Causal MMSE Filters for Personal Audio: A Polynomial Matrix Approach
- Location: Siegbahnsalen, Ångströmlaboratoriet, Lägerhyddsvägen 1, Uppsala
- Doctoral student: Widmark, Simon
- About the dissertation
- Organiser: Signaler och System
- Contact person: Widmark, Simon
This thesis is devoted to the study of synthesis of causal filters for generating personal sound zones. Personal sound zones, personal audio or personal sound is the theory and practice of steering sound in such a way that it is amplified in one region and suppressed in another.
In lower frequencies, this is accomplished by designing filters that control the complex pattern of constructive and destructive interference that a set of sound sources gives rise to.
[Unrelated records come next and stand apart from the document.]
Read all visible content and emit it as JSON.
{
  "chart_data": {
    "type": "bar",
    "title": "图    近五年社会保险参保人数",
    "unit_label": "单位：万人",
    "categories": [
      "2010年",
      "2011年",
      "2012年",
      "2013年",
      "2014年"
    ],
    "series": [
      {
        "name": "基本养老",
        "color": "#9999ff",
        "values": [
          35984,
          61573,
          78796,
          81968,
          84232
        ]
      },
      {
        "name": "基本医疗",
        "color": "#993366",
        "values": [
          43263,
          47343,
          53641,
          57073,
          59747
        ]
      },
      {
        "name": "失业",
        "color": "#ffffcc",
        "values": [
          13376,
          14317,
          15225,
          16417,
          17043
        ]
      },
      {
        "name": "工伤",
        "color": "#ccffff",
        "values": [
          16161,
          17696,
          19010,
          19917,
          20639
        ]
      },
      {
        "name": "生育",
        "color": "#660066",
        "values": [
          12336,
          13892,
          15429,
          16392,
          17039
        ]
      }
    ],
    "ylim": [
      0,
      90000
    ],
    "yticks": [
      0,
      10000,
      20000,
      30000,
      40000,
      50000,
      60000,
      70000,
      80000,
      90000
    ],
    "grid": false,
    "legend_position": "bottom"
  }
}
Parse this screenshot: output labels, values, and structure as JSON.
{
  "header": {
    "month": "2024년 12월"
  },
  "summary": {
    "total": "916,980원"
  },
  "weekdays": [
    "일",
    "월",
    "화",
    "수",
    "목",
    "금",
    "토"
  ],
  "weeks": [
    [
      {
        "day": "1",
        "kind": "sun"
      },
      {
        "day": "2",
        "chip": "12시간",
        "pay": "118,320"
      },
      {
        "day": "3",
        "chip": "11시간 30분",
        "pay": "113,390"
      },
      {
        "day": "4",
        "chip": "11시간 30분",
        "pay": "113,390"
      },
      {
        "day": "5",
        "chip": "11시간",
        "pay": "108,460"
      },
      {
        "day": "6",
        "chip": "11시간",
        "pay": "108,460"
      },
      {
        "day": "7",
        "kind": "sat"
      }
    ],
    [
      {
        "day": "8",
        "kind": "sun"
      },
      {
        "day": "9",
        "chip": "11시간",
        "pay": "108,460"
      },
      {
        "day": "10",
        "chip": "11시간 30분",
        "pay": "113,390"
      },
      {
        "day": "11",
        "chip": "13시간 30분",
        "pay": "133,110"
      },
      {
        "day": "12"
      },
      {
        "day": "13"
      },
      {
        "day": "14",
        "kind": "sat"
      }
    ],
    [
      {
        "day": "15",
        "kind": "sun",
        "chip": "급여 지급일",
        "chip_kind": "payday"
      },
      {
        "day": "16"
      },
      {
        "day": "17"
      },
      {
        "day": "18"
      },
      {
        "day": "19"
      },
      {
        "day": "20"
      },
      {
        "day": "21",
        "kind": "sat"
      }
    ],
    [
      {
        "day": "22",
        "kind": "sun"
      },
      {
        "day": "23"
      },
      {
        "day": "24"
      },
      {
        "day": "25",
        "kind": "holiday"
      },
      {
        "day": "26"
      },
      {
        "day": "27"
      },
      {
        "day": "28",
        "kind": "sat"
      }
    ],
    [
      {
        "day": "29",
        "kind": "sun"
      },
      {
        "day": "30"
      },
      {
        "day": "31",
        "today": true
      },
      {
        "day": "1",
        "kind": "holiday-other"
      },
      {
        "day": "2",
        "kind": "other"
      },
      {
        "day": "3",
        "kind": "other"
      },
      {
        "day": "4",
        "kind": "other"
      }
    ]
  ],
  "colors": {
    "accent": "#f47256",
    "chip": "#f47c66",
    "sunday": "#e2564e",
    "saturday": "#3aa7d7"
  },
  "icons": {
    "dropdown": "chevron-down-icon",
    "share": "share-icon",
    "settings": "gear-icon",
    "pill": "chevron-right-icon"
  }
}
There are many ways of designing such filters and the field of personal audio has been rather active in the last few decades. As the algorithms approach actual production line implementation, the aspects of realisability gain in importance. It has been noted in the literature that filters that are causal by design solve many of the problems associated with implementability and may increase the subjective sound quality in the bright zone. However, the problem of synthesis of causal filters for personal audio has received less attention than that of non-causal filters. In this thesis, synthesis of causal filters for personal audio with emphasis on implementability is explored. Several different approaches, with varying formulations of the personal audio problem, are investigated and discussed. The majority of these designs are also implemented and tested in real systems.Practical designs that are studied include a weighted sound field synthesis design, drawing from the previous sound field synthesis literature, and a design with a constraint on the acoustic power transmitted into the quiet region. A design with constrained power difference between the quiet and the non-quiet (bright) region is also proposed and investigated. As an auxiliary result, a method for incorporating quadratic power constraints in the rational matrix filter approach to synthesis of Infinite Impulse Response Wiener filters is proposed. An expansion to include robustness to uncertainties in the systems under investigation is also investigated. General guidelines for the use of the different proposed methods are sought, but the problems are very complex. Over all, a user-centric approach is developed, where emphasis is placed on practical design and analysis of the optimization problems at hand.